À Séoul, les adjudications sont rares mais hautes, car les collectionneurs sont prêts à débourser beaucoup d’argent pour décrocher les œuvres des meilleurs artistes. Leur préférence va à leurs compatriotes les plus talentueux tels que Ufan LEE, Whan-Ki KIM ou KunYong LEE, mais leur favorite reste Yayoi KUSAMA, qui doit presque 10% de ses performances annuelles aux ventes organisées à Séoul. Les coréens recherchent aussi les mêmes signatures occidentales que celles proposées à Hong Kong : les américains Shara HUGHES et Emily Mae SMITH, ou l’espagnol Javier CALLEJA, dont le style Kawaii fait actuellement fureur en Asie.
La vitalité des enchères confirme en fait la place de Séoul en tant que plaque tournante de l’art en Asie : le succès de la première édition de l’incontournable salon Frieze, mais aussi le redéploiement de plusieurs grandes galeries internationales sur place en sont d’autres signes marquants.
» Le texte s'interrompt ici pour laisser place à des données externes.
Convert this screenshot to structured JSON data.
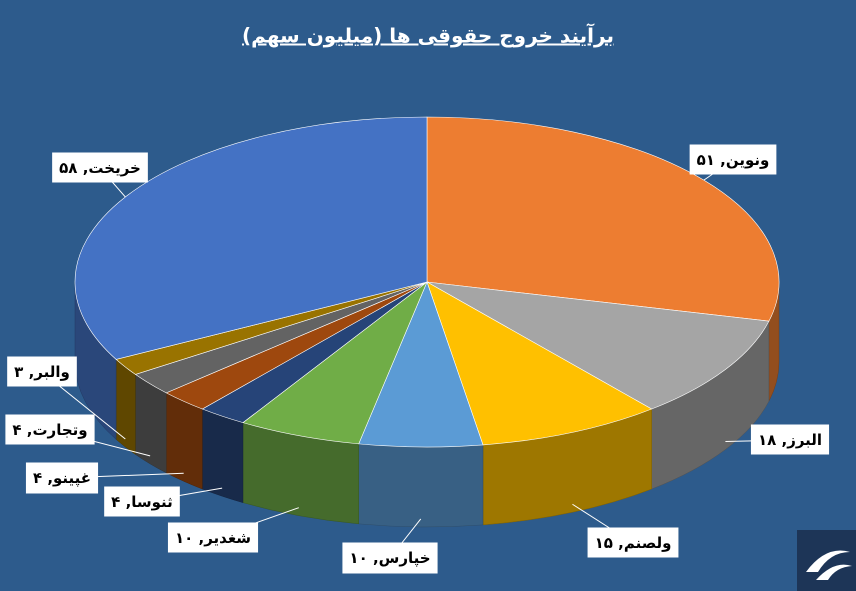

En 2022, Emmanuel Perrotin, Lehmann Maupin, Pace et Thaddaeus Ropac ont tous renforcé leur présence en inaugurant de nouveaux espaces sur place, preuve de leur confiance quant au potentiel de développement du marché coréen.
Évolution annuelle du produit des ventes aux enchères et du nombre de lots vendus de Fine Art et NFT à Séoul (2008-2022)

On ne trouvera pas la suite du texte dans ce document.